Hallux Rigidus Skip To Content

Hallux rigidus refers to osteoarthritis of the big toe.  The pain and inflammation caused by osteoarthritis gradually restricts the movement of the big toe.

This condition is more common in middle aged men and will often present in both big toes.

A bunion may also be present at the same time as hallux rigidus.  Your surgeon will review the most appropriate treatment according to which problem is more prevalent.

The big toe will feel stiff and gradually the pain can become quite severe and persistent, especially after standing or walking for any length of time.

Symptoms are usually triggered in the ‘push off’ phase of walking which relies on the forefoot and big toe region and puts the toe in a maximally extended position.

However the presentation of hallux rgidus, like most arthritic conditions, can be unpredictable.

A physical examination will determine the presence of hallux rigidus.  Range of motion of the big toe will be very restricted and there may be an appearance of bony growths on the top aspect of the big toe.  An x-ray will show the extent of the deformity, and help your consultant decide if surgery is necessary.

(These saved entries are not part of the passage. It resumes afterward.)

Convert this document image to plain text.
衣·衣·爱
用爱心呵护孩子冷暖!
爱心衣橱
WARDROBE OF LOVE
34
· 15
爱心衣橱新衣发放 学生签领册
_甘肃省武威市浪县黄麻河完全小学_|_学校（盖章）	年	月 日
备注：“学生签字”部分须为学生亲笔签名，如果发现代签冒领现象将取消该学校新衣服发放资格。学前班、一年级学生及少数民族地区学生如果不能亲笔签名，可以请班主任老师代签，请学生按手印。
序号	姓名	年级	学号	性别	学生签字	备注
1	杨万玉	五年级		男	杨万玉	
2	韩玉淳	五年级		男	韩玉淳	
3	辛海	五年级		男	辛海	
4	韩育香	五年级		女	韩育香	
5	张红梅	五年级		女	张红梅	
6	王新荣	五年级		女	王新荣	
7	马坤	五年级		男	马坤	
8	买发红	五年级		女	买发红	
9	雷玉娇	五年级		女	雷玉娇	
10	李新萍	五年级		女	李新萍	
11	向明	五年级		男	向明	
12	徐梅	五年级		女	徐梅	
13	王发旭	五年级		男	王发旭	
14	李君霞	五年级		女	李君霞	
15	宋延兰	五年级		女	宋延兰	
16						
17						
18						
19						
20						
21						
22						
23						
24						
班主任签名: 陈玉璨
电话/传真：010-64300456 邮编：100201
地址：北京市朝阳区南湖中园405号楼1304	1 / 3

A combination of the level of pain, radiographic stage of degeneration, the presence of deformity and the chance of success versus the degree of restriction following treatment helps to reach an informed decision as to which of the many therapies will be most appropriate.

The principle with orthotic management is to offload the big toe during walking.  During normal walking the front part of the foot acts as a rocker, this requires the big toe joint to both extend and take weight.  By modifying a normal shoe to add a subtle rocker to the sole at the location of the joint, as well as stiffening the sole here so it doesn't bend, the foot can progress forwards normally with reduced big toe movement and thus reduced pressure through it.

Injection/manipulation

This may be useful in the early stages of arthritis, however the effects are often temporary.

Arthroscopic debridement

A minimally invasive technique, generally for patients with moderately severe symptoms but lesser degrees of x-ray changes.

Open debridement

Debridement either by arthroscopic ‘keyhole’ surgery or by the standard ‘open’ procedure involves removal of any loose cartilage within the joint and fine drilling into small areas lacking cartilage.  This allows new, though poor quality cartilage, to form in drilled areas.  In addition the excess arthritic bone (osteophytes) which form on the top edge of the joint are removed.  This should allow an increased range of extension (upwards movement) post-operatively. 

Debridement is performed as a day case and a rigid bandage is applied afterwards.  A physiotherapist will ensure you are able to mobilise with crutches and generally you are allowed to weight-bear as much as is comfortable.  You will return to see the consultant two weeks after your surgery and be instructed on exercises to minimise stiffness.  Gradual return to full function will occur. 

Keller’s/Hamilton’s arthroplasty

A good option in the less mobile, more elderly patient.  This involves removal of one side of the painful joint and stops the pain of the arthritic joint however the big toe sometimes becomes floppy.

Fusion

The two joint surfaces which are generating the pain due to osteoarthritis are removed and the remaining joint fuses as part of the normal healing process following surgery.  The joints are fixated together utilizing screws.

Similar to an ankle fusion, the joints either side from the fused joint can take over some of the original function of the affected joint.

You will need to keep your foot elevated for the first 48 hours.  You will be given crutches and generally will be able to weight bear as comfortable – your surgeon will advise.  All bandaging will be removed after two weeks, however it normally takes six weeks before you are able to wear your normal shoes.  It will take approximately 6-12 weeks for the bones to fuse fully and then there are no restrictions on activity, although you may find due to restricted movement you are limited on the height of heel that you can wear.

Replacement

Your surgeon will discuss if a replacement is an option in your case and will outline the benefits and risks of surgery.